Governor Deval Patrick has decided to protect his cronies, to give SEIU an additional $6 million over the next ten years, and to force taxpayers to pay for these new SEIU union dues. Forced-unionism champion Gov. Patrick raised the bar for Big Labor paybacks that undoubtedly other elected officials will try to emulate to ingratiate themselves with labor union bosses.
The Boston Globe reports that “Governor Deval Patrick is quietly transferring 500 of his managers into the state public employee union, a move that will qualify them for a series of 3 percent raises and insulate them from firing when the next governor takes over.
“The change will automatically convert 15 percent of the 3,350 executive branch managers into members of the National Association of Government Employees [(NAGE-SEIU)]…”
SEIU’s website details an earlier new monopoly-bargaining contract agreement forcing almost 12,000 executive branch employees to pay NAGE-SEIU dues for next three years. Included in that agreement was a $1,700 minimum raise for each employee which should help cover the union’s forced fees.
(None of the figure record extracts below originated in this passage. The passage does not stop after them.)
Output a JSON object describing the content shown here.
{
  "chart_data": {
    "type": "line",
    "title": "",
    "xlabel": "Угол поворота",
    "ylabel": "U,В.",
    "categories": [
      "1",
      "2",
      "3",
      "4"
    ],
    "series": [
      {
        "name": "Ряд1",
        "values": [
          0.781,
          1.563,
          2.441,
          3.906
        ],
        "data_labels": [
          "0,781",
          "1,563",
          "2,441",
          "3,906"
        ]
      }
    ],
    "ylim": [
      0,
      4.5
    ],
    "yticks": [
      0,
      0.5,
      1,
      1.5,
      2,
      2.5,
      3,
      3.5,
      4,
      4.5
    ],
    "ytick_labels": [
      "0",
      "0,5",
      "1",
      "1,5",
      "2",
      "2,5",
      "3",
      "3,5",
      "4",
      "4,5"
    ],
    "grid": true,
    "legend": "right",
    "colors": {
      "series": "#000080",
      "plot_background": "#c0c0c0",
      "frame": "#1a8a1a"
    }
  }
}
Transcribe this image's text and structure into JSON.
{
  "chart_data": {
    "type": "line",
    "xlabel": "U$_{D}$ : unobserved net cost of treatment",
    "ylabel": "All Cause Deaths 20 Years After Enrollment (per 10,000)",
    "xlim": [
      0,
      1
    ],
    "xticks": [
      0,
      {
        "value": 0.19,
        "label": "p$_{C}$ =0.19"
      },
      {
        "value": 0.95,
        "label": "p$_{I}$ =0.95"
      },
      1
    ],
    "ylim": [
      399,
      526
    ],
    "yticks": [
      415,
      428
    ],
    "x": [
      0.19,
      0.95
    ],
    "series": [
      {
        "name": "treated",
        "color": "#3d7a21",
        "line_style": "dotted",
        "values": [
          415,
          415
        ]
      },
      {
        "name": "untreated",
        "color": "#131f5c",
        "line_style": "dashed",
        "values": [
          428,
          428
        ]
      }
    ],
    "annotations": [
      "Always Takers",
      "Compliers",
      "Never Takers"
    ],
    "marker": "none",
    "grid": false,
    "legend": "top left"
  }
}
In addition to the Duval Administration agreeing to the new June 2014 SEIU contract, Duval Patrick insulated 503 of his Executive Branch managers from replacement by a new Administration, placed them into union contracts, and qualified “them for a series of 3 percent raises.”
Allowing Government Union Bosses this much access and forced-dues power, bypasses democracy and compels taxpayers and government employees to pay for these types of Big Labor Boss insider deals.